TheStreet implies that blame for a lot of mortgage breakdown severity can be pinned to creation of the ABX index, on the basis that the ABX index gave MBS and CDO holders the first clues about how bad their holdings actually were. (Yes, this is the same ABX I've been talking about. Also, its friend the commercial-properties CMBX.) It's part of concerns about a new, similar index for so-called "prime" mortgages. I find this interpretation... annoying. I do find it amusing that even Fox News, subservient lapdogs they are, have gotten upset enough at all the opacity to sue over stonewalled FOIA requests.

I can't find the link right now, but I do want to mention that the new US interest rates will actually mean good news for a lot of people on adjustable mortgages, if and only if they aren't underwater on equity, and if they aren't in option-ARMs; this might reduce the size of that second-wave I keep pointing out in home mortgage reset graphs. I don't know what that ratio is, but I don't expect it's good. Still, at least some people will be in better positions, so that's a good effect. Also, this is a better TED spread than we've seen in some time, so that's good too.

Brad at Trader's Blog thinks the US will follow through on the implicit plans to print as much as it thinks is needed to avoid deflation. I'm reminded of the Paul Krugman paper asserting that deflation cannot be solved through printing. (Well, I suppose technically he ignores the currency-destroying cases, but one hopes that's not the plan.) The crew at Naked Capitalism have the same thoughts I have; the Fed is absolutely desperate. I'm also quite afraid of the whole treasuries-bubble blowoff possibility, because at that point, well, again, no currency. (Too many of these damn roads seem to go down the road of "oh noes, no currency anymore!" Makes me nervous.)

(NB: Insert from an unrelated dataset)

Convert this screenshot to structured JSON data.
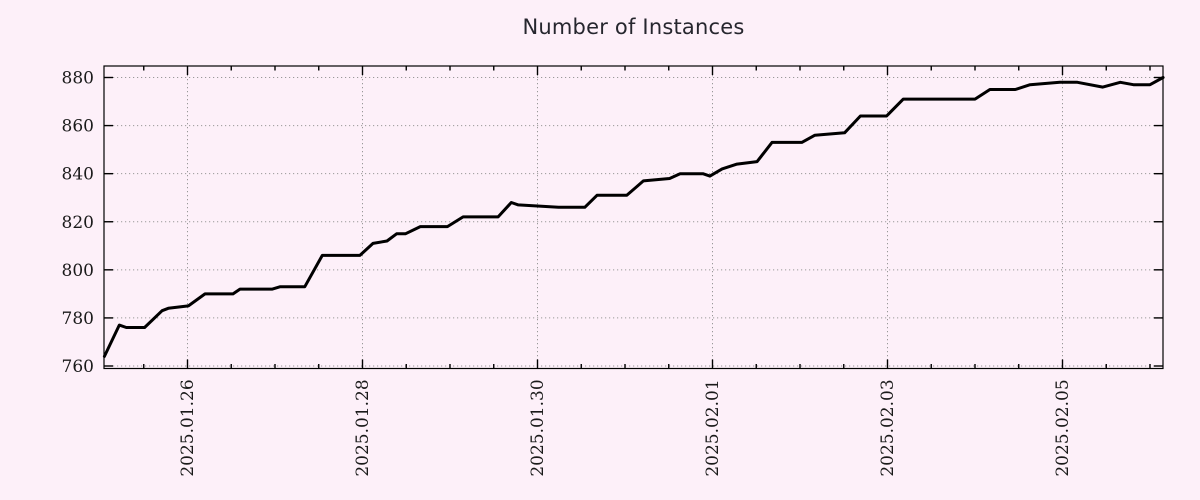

Home equity extraction - in the form of HELOCs and refinancing - has plunged through the floor and into negative numbers. This is unsurprising but will certainly continue to have a severe effect on consumer spending, as throughout the middle of the decade most of the gains in US consumer spending were powered by these "equity extractions."

Housing in the UK has started down the same cliff as housing in the US, with declines of 10% or so expected in 2009. Unemployment is also spiking up, with large jumps in initial claims. Ambrose Evans-Pritchard reports a bit breathlessly that Germany is "already collapsing," by which he really means is in rather sharp recession and a rather nasty confidence index, which, while bad, isn't the same thing as a collapse. Steady on, old man.

Mish Shedlock has a rather extensive rundown on the budget situation in California, along with a general economic overview for the state that I wouldn't consider at all pretty.

Japan is taking emergency action, moving their discount rate to 0.1% from an already trivial 0.3%, and has decided to resume quantitative easing practices. It didn't really work before, so they're hoping it will work this time if they do it faster. I suspect the rate action was part of their programme to intervene against their own currency. They're also acting to prop up their stock market. Mish (in the previous link) notes that the last set of currency interventions didn't get anywhere, and, in fact, there was an inverse correlation between intervention and result. That said, the JCB action was followed by a quick climb back up in the US dollar index.

Finally, don't piss off your lenders. And they're getting fairly pissy, talking about import tariffs. That's always, by which I mean almost never, a good idea. But what can the US do about it?